Vom Konzept her ist das gar nicht so schwierig – auch wenn ich mir ausführlichere und präzisere Erklärungen zur Bestimmung des inneren Werts gewünscht hätte. Doch die Umsetzung erfordert ein hohes Maß an Disziplin: Sie macht es erforderlich, sowohl beim Kaufen als auch beim Halten als auch beim Verkaufen beharrlich gegen den jeweiligen Zeitgeist zu handeln. Deshalb garniert Katsenelson sein Buch auch ständig mit abwechslungsreich formulierten Aufrufen zur Disziplin – von Blaise Pascals schönem Satz "All man's miseries derive from not being able to sit quietly in a room alone" über Empfehlungen wie "Not participating in hysteria" (S. 138), "Plug your ears" (S. 146) und "Media are there to drive you insane" (S. 150) bis "Know what you don't know" (S. 157) und "Write down buy, fair value, and sell P/E" (S. 167).

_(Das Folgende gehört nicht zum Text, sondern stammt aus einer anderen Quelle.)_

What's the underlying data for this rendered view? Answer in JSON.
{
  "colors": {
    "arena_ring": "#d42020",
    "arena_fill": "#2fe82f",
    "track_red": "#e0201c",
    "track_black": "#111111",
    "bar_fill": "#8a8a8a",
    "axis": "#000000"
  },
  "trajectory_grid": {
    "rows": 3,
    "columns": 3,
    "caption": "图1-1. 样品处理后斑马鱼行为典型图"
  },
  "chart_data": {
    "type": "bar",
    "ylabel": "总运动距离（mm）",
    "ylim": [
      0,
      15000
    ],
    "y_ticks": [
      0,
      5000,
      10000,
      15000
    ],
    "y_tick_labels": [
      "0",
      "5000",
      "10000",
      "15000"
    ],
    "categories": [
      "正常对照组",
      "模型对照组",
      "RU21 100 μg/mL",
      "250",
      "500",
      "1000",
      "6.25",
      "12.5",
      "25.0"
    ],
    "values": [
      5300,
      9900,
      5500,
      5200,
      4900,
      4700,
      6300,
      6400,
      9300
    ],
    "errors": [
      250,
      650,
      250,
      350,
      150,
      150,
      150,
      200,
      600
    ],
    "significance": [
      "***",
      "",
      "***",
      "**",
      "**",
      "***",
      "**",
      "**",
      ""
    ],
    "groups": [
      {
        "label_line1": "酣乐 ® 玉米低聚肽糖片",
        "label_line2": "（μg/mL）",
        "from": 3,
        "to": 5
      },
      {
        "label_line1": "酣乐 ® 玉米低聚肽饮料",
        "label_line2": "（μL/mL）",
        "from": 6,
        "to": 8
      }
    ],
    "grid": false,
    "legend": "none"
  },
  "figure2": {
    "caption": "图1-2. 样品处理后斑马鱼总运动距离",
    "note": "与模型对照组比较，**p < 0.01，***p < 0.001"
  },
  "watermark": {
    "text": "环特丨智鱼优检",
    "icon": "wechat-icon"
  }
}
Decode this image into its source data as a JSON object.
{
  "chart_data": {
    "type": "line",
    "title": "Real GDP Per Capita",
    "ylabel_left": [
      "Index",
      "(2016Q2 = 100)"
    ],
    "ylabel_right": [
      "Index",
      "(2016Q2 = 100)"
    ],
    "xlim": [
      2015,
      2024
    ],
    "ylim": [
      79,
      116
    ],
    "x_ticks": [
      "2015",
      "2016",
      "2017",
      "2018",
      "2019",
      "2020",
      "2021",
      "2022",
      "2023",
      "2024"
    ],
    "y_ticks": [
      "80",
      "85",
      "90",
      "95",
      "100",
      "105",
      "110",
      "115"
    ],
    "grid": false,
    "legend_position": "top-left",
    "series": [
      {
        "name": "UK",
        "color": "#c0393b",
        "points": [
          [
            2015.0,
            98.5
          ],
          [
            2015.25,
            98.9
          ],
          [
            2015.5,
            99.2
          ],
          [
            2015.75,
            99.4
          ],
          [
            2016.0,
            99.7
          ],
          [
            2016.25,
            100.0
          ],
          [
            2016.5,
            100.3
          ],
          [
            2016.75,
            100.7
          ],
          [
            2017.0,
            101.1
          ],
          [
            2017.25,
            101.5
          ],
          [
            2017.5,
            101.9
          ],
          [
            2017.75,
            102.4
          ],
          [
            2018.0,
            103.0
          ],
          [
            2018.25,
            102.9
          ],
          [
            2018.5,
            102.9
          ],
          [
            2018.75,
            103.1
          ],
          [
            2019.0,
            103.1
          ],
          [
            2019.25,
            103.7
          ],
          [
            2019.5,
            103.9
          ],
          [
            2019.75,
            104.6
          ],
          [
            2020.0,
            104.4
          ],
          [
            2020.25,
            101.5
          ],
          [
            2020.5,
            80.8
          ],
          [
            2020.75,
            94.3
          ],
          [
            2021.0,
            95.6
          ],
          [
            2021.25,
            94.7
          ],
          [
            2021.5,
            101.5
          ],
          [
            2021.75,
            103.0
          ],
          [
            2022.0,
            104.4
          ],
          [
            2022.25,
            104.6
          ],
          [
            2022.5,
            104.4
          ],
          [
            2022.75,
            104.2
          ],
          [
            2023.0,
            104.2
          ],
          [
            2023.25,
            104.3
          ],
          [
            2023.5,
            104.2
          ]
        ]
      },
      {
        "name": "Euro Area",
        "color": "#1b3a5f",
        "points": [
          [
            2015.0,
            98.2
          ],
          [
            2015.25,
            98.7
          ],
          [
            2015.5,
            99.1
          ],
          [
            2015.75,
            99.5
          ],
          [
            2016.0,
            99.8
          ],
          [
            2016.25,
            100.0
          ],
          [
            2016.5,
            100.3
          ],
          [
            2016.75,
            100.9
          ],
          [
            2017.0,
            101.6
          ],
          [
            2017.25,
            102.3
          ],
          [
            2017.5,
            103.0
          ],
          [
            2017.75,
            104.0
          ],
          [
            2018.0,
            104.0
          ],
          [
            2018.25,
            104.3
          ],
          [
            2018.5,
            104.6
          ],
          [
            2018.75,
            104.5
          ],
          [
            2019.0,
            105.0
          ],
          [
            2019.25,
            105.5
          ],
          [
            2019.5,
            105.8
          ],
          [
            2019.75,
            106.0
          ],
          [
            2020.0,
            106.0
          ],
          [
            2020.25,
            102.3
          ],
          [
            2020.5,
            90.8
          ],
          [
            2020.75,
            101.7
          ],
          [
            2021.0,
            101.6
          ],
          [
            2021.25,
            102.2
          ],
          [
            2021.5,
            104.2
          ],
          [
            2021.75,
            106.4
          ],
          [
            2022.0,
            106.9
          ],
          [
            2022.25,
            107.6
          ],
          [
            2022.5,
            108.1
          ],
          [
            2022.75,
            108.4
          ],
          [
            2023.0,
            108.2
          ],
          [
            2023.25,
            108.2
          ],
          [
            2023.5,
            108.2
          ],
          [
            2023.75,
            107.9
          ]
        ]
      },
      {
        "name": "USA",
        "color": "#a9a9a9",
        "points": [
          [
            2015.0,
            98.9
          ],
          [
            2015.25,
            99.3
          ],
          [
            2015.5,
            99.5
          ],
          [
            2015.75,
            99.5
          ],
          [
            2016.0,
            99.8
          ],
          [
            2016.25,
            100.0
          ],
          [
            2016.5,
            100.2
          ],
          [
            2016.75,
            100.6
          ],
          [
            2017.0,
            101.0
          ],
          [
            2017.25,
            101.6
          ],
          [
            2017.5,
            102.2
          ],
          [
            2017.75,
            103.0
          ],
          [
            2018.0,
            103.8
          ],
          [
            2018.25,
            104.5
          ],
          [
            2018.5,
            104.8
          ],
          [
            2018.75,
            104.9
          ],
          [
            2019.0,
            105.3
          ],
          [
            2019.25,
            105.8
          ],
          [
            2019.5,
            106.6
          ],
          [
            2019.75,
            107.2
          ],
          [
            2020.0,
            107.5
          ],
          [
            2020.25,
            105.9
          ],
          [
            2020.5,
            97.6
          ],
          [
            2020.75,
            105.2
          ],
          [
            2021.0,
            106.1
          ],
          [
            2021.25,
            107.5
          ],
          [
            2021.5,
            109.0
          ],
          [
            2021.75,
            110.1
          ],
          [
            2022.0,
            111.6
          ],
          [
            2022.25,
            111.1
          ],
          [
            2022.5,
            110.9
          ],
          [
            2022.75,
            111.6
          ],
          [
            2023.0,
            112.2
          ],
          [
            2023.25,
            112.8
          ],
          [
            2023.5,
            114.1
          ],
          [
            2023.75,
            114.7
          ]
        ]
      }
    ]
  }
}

Er hat ja so recht: "You cannot worry about marking the bottom in every buy. My objective is not to buy at the bottom and sell at the top. No, my objective is to buy a great company when it is cheap and sell it when it is fairly valued." (S. 178) Das Gleiche gilt für das Verkaufen: "You cannot worry about marking the top in every sell …" (S. 180)
Insgesamt ein ausgesprochen wertvolles und gut geschriebenes kleines Buch, das mehr Klarheit in das eigene Denken bringt. Hätte Katsenelson noch etwas systematischer dargestellt, wie man (bzw. er) den inneren Wert einer Aktie bestimmt, hätte ich freudig auch 10 Punkte für den Nutzen seines Büchleins gegeben. So bleibe ich bei 9, aber das ist ja auch nicht schlecht für ein "Little Book of ". Wer immer Geld anlegen will oder muss, sollte es im eigenen Interesse unbedingt lesen, zumal es sich weit weniger trocken liest als die meisten anderen Werke zu diesem Thema.